In any case, the timestamp contents (bytes in red below) are authenticated with everything else and included in the SHA265 HMAC computation.
The random selector that has been chosen (bytes in green below) has no effect on the ciphertext data itself (obviously, because there is none) and is included in the SHA265 HMAC computation as it is.

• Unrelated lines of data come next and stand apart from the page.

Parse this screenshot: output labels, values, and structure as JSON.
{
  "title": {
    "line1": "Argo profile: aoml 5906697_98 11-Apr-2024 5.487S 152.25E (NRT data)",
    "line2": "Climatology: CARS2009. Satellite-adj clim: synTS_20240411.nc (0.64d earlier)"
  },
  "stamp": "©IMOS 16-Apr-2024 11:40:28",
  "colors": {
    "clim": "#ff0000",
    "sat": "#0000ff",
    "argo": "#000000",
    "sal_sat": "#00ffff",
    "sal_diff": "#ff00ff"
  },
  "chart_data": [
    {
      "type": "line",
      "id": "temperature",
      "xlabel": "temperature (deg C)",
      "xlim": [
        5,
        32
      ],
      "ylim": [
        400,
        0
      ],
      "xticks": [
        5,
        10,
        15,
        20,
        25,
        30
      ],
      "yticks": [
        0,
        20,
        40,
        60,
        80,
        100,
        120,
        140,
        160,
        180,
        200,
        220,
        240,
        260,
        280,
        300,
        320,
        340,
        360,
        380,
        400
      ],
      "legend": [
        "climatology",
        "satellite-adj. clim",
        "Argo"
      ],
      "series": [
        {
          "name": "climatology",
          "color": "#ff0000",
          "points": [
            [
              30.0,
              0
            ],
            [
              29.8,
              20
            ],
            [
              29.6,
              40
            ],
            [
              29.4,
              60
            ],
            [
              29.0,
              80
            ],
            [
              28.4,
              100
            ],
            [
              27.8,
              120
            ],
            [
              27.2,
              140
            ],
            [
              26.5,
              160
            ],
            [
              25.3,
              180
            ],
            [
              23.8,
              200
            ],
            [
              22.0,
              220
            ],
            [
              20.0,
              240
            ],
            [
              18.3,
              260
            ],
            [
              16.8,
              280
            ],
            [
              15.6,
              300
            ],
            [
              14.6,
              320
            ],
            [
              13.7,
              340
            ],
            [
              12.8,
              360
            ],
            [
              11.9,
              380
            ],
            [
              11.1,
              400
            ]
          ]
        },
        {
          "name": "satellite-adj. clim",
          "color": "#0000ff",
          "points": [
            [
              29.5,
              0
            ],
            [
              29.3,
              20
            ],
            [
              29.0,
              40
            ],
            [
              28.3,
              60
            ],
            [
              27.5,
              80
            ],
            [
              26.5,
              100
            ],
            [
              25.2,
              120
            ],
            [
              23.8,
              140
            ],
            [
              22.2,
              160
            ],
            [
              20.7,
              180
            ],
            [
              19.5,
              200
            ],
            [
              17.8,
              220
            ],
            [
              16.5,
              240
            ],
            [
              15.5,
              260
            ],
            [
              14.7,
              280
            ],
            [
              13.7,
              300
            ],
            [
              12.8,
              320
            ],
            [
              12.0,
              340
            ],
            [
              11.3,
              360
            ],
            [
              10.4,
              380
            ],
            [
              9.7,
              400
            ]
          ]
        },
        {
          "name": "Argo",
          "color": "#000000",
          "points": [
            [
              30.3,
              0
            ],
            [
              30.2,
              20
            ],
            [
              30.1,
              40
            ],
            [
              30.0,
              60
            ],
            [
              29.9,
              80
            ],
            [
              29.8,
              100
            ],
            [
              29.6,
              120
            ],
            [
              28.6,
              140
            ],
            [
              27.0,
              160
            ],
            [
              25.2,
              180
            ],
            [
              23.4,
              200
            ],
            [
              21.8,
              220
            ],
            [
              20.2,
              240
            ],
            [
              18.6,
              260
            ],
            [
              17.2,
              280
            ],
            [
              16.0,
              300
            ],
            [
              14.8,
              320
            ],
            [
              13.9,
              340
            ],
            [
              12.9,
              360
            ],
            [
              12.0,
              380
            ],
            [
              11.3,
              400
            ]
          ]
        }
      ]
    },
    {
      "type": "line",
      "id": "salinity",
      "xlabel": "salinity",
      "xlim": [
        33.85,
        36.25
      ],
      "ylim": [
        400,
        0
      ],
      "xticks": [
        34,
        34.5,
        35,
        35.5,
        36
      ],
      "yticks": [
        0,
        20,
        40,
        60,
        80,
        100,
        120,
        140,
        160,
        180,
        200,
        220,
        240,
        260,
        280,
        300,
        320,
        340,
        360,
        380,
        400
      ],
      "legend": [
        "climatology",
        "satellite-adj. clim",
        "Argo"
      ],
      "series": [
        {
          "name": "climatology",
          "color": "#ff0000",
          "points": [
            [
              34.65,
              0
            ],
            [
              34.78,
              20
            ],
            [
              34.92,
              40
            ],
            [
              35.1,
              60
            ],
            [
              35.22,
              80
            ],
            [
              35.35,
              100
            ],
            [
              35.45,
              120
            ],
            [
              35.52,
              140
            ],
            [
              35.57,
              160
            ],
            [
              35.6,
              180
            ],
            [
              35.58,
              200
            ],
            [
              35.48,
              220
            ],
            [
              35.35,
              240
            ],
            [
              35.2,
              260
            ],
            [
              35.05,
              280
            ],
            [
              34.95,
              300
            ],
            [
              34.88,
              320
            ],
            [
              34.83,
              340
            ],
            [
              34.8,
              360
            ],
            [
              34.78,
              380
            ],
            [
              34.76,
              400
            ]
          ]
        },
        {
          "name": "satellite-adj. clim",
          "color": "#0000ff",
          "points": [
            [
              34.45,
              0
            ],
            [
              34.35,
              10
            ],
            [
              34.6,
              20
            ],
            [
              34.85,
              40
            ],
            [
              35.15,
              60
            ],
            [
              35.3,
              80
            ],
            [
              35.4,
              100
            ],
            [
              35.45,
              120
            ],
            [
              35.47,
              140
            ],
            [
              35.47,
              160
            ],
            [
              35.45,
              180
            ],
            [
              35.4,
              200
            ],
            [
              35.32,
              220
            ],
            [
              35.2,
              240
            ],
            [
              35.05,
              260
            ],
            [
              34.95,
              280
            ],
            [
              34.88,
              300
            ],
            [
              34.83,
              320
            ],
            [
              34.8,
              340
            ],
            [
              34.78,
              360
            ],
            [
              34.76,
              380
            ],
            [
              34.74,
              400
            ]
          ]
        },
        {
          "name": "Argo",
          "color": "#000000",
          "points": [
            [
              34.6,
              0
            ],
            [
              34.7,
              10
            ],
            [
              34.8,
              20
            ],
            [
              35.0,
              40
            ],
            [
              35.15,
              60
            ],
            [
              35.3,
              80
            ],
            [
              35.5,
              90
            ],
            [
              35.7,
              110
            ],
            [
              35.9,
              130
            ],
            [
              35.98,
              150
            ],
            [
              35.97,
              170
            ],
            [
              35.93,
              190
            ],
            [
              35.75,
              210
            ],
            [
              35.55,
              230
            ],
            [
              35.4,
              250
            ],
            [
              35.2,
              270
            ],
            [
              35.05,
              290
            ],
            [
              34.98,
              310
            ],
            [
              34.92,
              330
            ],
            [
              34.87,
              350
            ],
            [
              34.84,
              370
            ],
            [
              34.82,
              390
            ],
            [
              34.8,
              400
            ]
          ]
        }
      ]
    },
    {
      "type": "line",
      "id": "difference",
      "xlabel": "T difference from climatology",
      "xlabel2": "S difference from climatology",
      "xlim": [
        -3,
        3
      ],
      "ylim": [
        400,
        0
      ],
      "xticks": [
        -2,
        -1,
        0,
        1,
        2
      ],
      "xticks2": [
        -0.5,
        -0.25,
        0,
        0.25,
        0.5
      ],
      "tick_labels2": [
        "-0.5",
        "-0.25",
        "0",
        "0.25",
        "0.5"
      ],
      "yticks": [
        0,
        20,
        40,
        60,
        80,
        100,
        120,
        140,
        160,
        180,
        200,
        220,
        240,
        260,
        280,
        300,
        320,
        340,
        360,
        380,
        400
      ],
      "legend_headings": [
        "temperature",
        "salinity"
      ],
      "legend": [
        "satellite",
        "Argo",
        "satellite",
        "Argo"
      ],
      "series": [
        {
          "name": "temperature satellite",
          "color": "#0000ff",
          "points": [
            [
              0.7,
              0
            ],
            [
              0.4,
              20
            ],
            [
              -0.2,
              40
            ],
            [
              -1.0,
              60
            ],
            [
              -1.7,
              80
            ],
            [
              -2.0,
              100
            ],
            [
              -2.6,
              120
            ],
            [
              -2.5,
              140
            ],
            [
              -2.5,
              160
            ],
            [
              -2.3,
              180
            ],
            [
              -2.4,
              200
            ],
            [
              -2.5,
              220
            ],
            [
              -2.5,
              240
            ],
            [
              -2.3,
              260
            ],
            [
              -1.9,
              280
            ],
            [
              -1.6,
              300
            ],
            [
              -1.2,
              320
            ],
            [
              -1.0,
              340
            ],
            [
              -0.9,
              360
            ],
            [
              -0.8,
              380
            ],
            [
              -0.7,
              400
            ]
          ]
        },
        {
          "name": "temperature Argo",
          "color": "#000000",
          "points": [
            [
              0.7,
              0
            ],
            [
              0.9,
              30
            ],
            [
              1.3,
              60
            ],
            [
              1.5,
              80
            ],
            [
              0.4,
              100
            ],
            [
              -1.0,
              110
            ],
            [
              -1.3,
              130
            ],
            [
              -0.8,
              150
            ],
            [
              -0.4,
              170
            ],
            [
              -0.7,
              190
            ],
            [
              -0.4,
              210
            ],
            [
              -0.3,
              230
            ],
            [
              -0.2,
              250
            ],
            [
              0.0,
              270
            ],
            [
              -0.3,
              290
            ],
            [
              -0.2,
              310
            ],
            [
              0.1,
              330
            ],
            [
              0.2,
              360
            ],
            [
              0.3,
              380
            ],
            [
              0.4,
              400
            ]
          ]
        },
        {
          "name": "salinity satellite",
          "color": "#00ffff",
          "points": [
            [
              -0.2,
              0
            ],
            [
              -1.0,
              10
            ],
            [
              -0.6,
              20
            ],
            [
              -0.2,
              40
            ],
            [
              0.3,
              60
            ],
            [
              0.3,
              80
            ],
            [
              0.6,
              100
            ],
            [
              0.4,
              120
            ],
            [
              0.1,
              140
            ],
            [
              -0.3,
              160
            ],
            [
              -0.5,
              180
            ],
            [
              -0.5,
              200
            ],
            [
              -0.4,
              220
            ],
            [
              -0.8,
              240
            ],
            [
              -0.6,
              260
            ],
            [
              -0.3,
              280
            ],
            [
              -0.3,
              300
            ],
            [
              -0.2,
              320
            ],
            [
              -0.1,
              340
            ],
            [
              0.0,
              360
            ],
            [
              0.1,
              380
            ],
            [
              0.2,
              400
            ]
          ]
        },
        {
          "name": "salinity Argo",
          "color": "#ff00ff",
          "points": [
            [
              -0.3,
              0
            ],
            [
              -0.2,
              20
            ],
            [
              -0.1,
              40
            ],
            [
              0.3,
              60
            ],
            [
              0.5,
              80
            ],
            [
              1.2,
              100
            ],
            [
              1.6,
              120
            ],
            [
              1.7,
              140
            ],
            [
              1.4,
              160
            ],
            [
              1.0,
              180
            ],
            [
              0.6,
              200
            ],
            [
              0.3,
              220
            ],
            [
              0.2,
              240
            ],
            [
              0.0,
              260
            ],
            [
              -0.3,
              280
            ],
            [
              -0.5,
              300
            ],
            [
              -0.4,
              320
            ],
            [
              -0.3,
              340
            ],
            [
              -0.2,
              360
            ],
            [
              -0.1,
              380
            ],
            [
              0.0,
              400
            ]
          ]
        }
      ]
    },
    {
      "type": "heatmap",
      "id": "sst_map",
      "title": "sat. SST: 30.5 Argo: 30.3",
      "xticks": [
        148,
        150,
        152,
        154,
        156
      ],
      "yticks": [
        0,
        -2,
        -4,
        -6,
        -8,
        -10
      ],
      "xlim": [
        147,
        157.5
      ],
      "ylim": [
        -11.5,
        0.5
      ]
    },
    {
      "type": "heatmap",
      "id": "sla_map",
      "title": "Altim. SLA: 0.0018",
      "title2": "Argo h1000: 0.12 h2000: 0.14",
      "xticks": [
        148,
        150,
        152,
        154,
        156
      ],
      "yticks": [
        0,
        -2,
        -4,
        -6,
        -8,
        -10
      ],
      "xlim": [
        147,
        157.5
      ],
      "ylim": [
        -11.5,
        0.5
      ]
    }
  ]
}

With #define SelectorBytes 32 the long header components are:
uint8_t hmac[32];uint8_t selector[SelectorBytes];uint8_t timestamp[8];uint8_t sequence_number[4];uint8_t message_length[4];
$ hexdump -C null.txt.axpad
00000000 02 a8 04 3b d3 af 8e ff 2e e6 c2 d1 4a de 03 e9 |...;........J...|
00000010 86 f1 08 d7 4a 64 cd 58 ae f8 29 5e 92 5c 61 b3 |....Jd.X..)^.\a.|
00000020 80 c2 28 bb 29 82 ae 0b 46 48 bd 2f 02 f0 cb 92 |..(.)...FH./....|
00000030 3a ae e3 07 b7 27 20 00 47 fa 60 b0 37 3d 36 f5 |:....' .G.`.7=6.|
00000040 00 00 00 00 00 00 00 00 00 00 00 00 00 00 00 00 |................|
00000050
With Partial Header Obfuscation a null (empty) message looks like this:
00000000 84 fa 40 17 e8 8d e8 5f 07 c5 55 25 6c 7f 7d 10 |..@...._..U%l.}.|
00000010 45 c7 42 5c 50 fe 5c 44 99 cc bc 55 6b b0 e3 13 |E.B\P.\D...Uk...|
00000020 94 97 69 40 63 c6 69 6c fe fd 98 16 1d 9d 26 24 |..i@c.il......&$|
00000030 c9 5d a6 00 67 79 11 a6 e7 c3 9d 79 1c 8f e6 60 |.]..gy.....y...`|
00000040 9c f7 cd 0b bc cc cc d1 87 37 ec 1f 06 dd 5e 47 |.........7....^G|
00000050
A small Message #
This is a small authenticated and encrypted message consisting of its header followed by
14 (0x0e) bytes of ciphertext (the timestamp has been set to the time of encryption in this case):
$ hexdump -C hello.txt.axpad
00000000 b5 4d 5f 51 19 2b 04 d8 84 34 f3 5b 2f 56 57 7c |.M_Q.+...4.[/VW||
00000010 eb 8a 2c bd 6f d1 49 a7 22 f5 47 7d 61 2c 74 05 |..,.o.I.".G}a,t.|
00000020 a8 00 1b 1e 6c 56 51 8a 19 bd 4d c4 e2 39 6a 4a |....lVQ...M..9jJ|
00000030 63 6e e9 b0 dd e8 00 68 f2 e0 5c 82 3f 6b 89 0a |cn.....h..\.?k..|
00000040 00 00 00 00 65 82 e4 4d 00 00 00 00 00 00 00 0e |....e..M........|
00000050 bf b3 7f e1 33 91 2c 28 2c 04 ea 8d ee c3 |....3.,(,.....|
0000005e
Again, the same small authenticated ciphertext with Partial Header Obfuscation enabled:
00000000 e4 76 28 58 74 ed 03 ae d4 23 ac a9 f3 58 58 01 |.v(Xt....#...XX.|
00000010 45 7c 81 76 0d 9f 1a 23 65 da 44 2f 9d 6b 42 ee |E|.v...#e.D/.kB.|
00000020 9c 18 cb d7 83 69 61 2e ad 89 ec b6 a0 bd 0d 17 |.....ia.........|
00000030 37 35 3f 6e 62 14 87 23 8c 46 f9 9e b2 7b 1a 53 |75?nb..#.F...{.S|
00000040 0a 27 5d 97 98 0f ff 80 90 36 fd ae 7c f5 0d a5 |.']......6..|...|
00000050 34 20 7d 59 02 b3 50 18 2d ba 78 b2 9c 0b |4 }Y..P.-.x...|
0000005e
The corresponding plaintext message in both cases was the following:
$ hexdump -C hello.txt
00000000 48 65 6c 6c 6f 2c 20 41 58 50 61 64 21 0a |Hello, AXPad!.|
0000000e
What is revealed? #
The selector and the ciphertext payload data have random properties per definition,
the hmac field inherits the random properties of the HMAC algorithm result,
the remaining 16 bytes are obfuscated by encryption.
Only without partial header obfuscation (encryption) the following data is visible:
- The length of the ciphertext payload (in the range \(0\leq{n}\lt{PadBytes}\) ).
- Timestamp and sequence number as provided by the upper protocol.